Selon le site d’information Arabs48 publié dans les territoires de 1948, des sources sécuritaires israéliennes ont démenti le récit de B. Netanyahu assurant que la planification de l’attaque contre des cadres du Hamas avait été entreprise depuis plusieurs semaines.
L’agression israélienne a été condamnée par l’ONU dont le secrétaire général Antonio Guterres a dénoncé « une violation flagrante de la souveraineté du Qatar ». Plusieurs pays de la région l’ont aussi condamnée dont l’Arabie saoudite où le prince héritier Mohammad ben Salmane a dit « mettre au service du Qatar toutes ses capacités pour protéger sa sécurité », mettant en garde contre « les conséquences désastreuses qui incomberaient à la poursuite d’Israël de ses violations ». Même son de cloche de la part du Sultanat d’Oman, de la Jordanie, de l’Algérie et du Liban, dont le président Joseph Aoun a estimé que « l’attaque montre qu’Israël persiste à frapper la stabilité dans la région ». Au Caire, qui parraine au côté de Doha les négociations entre les responsables du Hamas et les Israéliens, la présidence a estimé que « cette escalade compromet les efforts internationaux visant à calmer la situation et menace la sécurité et la stabilité dans toute la région ». La Turquie qui accueille aussi des responsables du Hamas a « condamné une attaque israélienne lâche qui vise la souveraineté et la sécurité » du Qatar. L’Iran, principal soutien du Hamas a condamné les frappes israéliennes. « Cet acte extrêmement dangereux et criminel constitue une violation flagrante de toutes les règles et réglementations internationales, une atteinte à la souveraineté nationale et à l’intégrité territoriale du Qatar », a déclaré à la télévision d’Etat le porte-parole de la diplomatie iranienne, Esmaïl Baghaï. Quant au Yémen, dont les forces de Sanaa poursuivent seules leurs tirs de drones et de missiles sur l’entité sioniste, en soutien au peuple palestinien, il a averti par la voix du chef du Conseil politique suprême Mahdi al-Machate que « l’offensive contre la capitale qatarie Doha se produira encore une fois voire plus contre tous les autres Etats de la région, si nous ne nous unissons pas ensemble pour faire face au danger sioniste ».

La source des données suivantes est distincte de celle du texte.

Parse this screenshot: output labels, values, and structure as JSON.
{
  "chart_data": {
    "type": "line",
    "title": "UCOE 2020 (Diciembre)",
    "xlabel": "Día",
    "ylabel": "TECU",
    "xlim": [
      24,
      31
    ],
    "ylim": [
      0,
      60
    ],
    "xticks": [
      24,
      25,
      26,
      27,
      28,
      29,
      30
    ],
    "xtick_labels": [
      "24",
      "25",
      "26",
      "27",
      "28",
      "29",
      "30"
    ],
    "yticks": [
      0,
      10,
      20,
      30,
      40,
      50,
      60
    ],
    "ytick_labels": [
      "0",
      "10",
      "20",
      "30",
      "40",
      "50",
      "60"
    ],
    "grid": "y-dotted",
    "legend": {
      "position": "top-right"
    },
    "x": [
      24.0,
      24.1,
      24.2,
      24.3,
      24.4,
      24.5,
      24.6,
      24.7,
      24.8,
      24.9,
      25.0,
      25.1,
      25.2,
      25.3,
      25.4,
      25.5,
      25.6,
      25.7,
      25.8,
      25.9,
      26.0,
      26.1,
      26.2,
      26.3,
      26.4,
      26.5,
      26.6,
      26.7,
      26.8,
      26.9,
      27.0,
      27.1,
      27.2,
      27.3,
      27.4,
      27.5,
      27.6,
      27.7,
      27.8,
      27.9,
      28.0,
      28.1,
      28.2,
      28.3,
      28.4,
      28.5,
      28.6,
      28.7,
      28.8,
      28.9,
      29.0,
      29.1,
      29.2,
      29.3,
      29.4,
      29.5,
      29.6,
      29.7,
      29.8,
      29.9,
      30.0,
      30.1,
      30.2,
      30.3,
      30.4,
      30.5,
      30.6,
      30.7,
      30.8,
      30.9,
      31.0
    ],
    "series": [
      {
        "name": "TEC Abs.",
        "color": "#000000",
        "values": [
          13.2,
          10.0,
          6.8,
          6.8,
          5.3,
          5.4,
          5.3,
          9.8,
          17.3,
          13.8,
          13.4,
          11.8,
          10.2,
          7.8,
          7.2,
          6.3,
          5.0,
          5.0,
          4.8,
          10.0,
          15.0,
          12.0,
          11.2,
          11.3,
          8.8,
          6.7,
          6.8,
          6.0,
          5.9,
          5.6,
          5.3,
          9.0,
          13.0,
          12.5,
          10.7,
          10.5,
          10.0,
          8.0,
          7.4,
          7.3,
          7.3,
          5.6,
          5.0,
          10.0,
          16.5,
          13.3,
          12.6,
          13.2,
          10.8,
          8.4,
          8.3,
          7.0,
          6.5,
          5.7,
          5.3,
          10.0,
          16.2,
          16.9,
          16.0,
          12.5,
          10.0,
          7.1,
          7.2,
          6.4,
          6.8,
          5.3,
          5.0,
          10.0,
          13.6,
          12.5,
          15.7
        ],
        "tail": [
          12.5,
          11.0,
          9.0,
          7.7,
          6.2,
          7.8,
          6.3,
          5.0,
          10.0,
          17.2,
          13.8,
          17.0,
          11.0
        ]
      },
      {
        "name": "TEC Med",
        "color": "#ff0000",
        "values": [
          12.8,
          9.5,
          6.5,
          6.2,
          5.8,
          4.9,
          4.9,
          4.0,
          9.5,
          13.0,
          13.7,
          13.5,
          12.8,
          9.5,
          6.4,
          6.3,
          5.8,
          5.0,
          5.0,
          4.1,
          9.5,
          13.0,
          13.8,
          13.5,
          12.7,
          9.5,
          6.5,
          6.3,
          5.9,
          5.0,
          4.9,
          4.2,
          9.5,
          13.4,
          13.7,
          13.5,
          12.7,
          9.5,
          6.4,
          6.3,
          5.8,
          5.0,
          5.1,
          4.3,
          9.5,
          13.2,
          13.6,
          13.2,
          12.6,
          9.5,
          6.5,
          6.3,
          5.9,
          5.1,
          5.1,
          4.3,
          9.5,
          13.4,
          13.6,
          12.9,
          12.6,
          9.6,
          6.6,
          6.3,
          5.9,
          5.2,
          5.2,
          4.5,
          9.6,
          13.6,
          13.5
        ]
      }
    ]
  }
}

Washington et Londres au courant…
Khaled al-Qaddoumi, représentant du Hamas en Iran, a indiqué que « la tentative d’assassinat des dirigeants de la résistance à Doha qui s’est faite en coordination et avec le soutien américain s’est soldée par un échec ».
Channel 12 a révélé que des avions des renseignements américains et britanniques survolaient l’espace aérien qatari avant l’offensive israélienne. Un responsable américain a confié pour l’agence Axios que les Etats-Unis avaient été informés au préalable par les Israéliens de l’attaque à Doha. Les Etats-Unis ont été prévenus par Israël des frappes aériennes menées contre des responsables du Hamas au Qatar, a indiqué mardi une haute responsable de la Maison Blanche sous couvert d’anonymat à l’AFP. Leur ambassade au Qatar a appelé ses ressortissants dans le pays à « rester à l’abri. Nous avons vu des informations faisant état de frappes de missiles à Doha. L’ambassade des États-Unis a ordonné à son personnel de rester à l’abri dans ses locaux. Il est conseillé aux citoyens américains de rester à l’abri et de suivre les mises à jour », a-t-elle écrit sur son compte X.
La Chine, premier pays membre du Conseil de sécurité autre que les USA à s’exprimer sur l’attaque israélienne, l’a condamnée dans les termes les plus fermes. « Le bombardement de Doha par Israël est extrêmement dangereux et prouve que les Israéliens n’ont aucune limite lorsqu’il s’agit de violer les règles », a dit son représentant à l’ONU.